Once we noticed exactly what was going on, Maya and I jumped into action. I took off my shirt and Maya tied it around Filou’s paw as a tourniquet. I then picked Filou up and carried her, and Maya called the vet. This was an emergency. The vet gave Filou stitches and told Maya and me that Filou shouldn’t play vigorously for at least two weeks.
Crazy, huh? So, yeah, we had a little shock today.
Anyway, yeah, so I’m still sitting here at my kitchen table but I’m starting to smell the pizza. I have to work tomorrow. Teaching English is fun. But making time to do journalism, my first love, can sometimes be challenging, especially if you have a job, a girlfriend, a dog, and a girlfriend that likes to spend a lot of time with you.
Someone I once met put it so well. He was a journalist, Hassan M. Fattah was his name, and he came as a guest speaker to one of my classes when I was in J-school. He came to the class to give us students a motivational speech of sorts, sure, but he also did something else, which made an even more lasting impression on me. To help the students understand the pitfalls that come with being a journalist and what kind of demands we might face, he passed out three objects: a pencil, a Nokia cell phone and a photo of his wife and children. He passed out these objects, he said, to illustrate very specific points.

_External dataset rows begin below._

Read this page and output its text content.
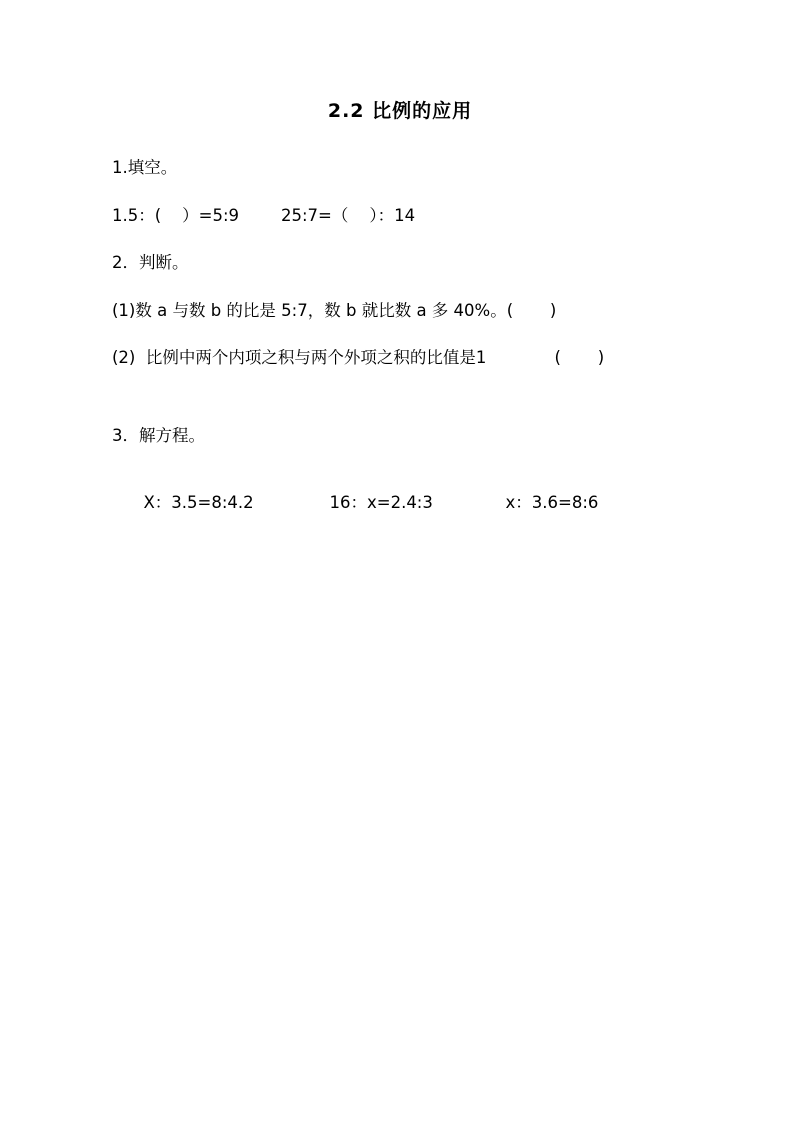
2.2 比例的应用

1.填空。

1.5：(    ）=5:9        25:7=（    ）：14

2．判断。

(1)数 a 与数 b 的比是 5:7，数 b 就比数 a 多 40%。(       )

(2)  比例中两个内项之积与两个外项之积的比值是1             (       )

3．解方程。

X：3.5=8:4.2	16：x=2.4:3	x：3.6=8:6
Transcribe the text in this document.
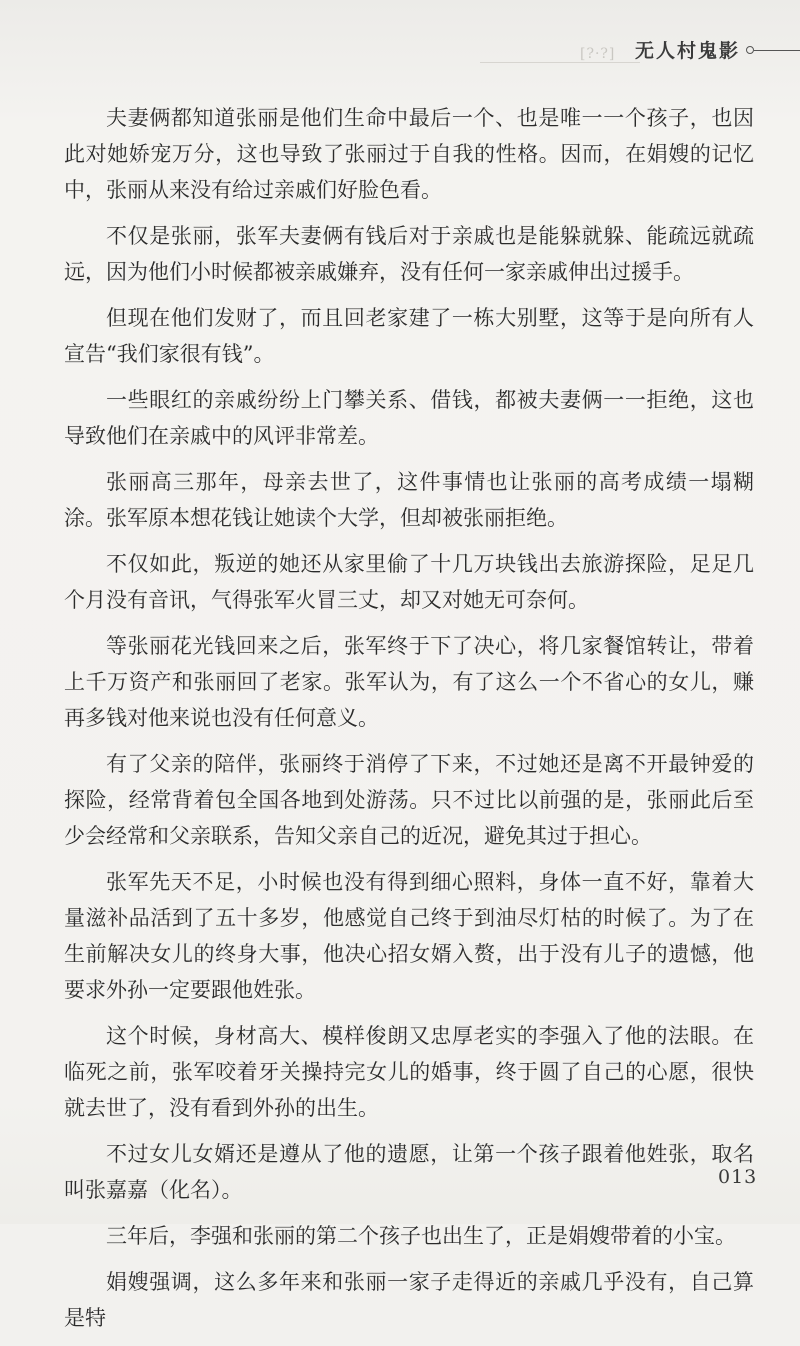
[?·?] 无人村鬼影

夫妻俩都知道张丽是他们生命中最后一个、也是唯一一个孩子，也因此对她娇宠万分，这也导致了张丽过于自我的性格。因而，在娟嫂的记忆中，张丽从来没有给过亲戚们好脸色看。

不仅是张丽，张军夫妻俩有钱后对于亲戚也是能躲就躲、能疏远就疏远，因为他们小时候都被亲戚嫌弃，没有任何一家亲戚伸出过援手。

但现在他们发财了，而且回老家建了一栋大别墅，这等于是向所有人宣告“我们家很有钱”。

一些眼红的亲戚纷纷上门攀关系、借钱，都被夫妻俩一一拒绝，这也导致他们在亲戚中的风评非常差。

张丽高三那年，母亲去世了，这件事情也让张丽的高考成绩一塌糊涂。张军原本想花钱让她读个大学，但却被张丽拒绝。

不仅如此，叛逆的她还从家里偷了十几万块钱出去旅游探险，足足几个月没有音讯，气得张军火冒三丈，却又对她无可奈何。

等张丽花光钱回来之后，张军终于下了决心，将几家餐馆转让，带着上千万资产和张丽回了老家。张军认为，有了这么一个不省心的女儿，赚再多钱对他来说也没有任何意义。

有了父亲的陪伴，张丽终于消停了下来，不过她还是离不开最钟爱的探险，经常背着包全国各地到处游荡。只不过比以前强的是，张丽此后至少会经常和父亲联系，告知父亲自己的近况，避免其过于担心。

张军先天不足，小时候也没有得到细心照料，身体一直不好，靠着大量滋补品活到了五十多岁，他感觉自己终于到油尽灯枯的时候了。为了在生前解决女儿的终身大事，他决心招女婿入赘，出于没有儿子的遗憾，他要求外孙一定要跟他姓张。

这个时候，身材高大、模样俊朗又忠厚老实的李强入了他的法眼。在临死之前，张军咬着牙关操持完女儿的婚事，终于圆了自己的心愿，很快就去世了，没有看到外孙的出生。

不过女儿女婿还是遵从了他的遗愿，让第一个孩子跟着他姓张，取名叫张嘉嘉（化名）。

三年后，李强和张丽的第二个孩子也出生了，正是娟嫂带着的小宝。

娟嫂强调，这么多年来和张丽一家子走得近的亲戚几乎没有，自己算是特

013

The pencil. He said that as a journalist you should always have a pencil on you because a) a pen could run out of ink and b) pens don’t always write in the rain. The Nokia cell phone. It’s smart to have a Nokia cell phone because it’s the most popular cell phone in the world (still true) and if your cell phone loses a charge, you have the best odds with a Nokia of finding someone who possesses an adapter you can use. And the picture. “Look at this picture…,” he said. “It’s my family. Believe it or not but you are going to have to consider your family a lot in this business. In fact, your family is probably what you will have to consider most when making your choices. You may not think it now, but at some point you are probably going to have to weigh how much you love your wife and your family and what is best for them against your love for journalism. These two things — the interests of your family and journalism — are probably going to be the two biggest competing interests in your life.”
And you know what? Fattah was right. Now that I’ve moved to Germany to be with my girlfriend and I sorta have had to restart as a freelancer when I’d already had a nice journalism gig back in the U.S., I have a better understanding for this “scale” that Fattah was taking about.
But it’s all good. I’m happy and things are moving along pretty well.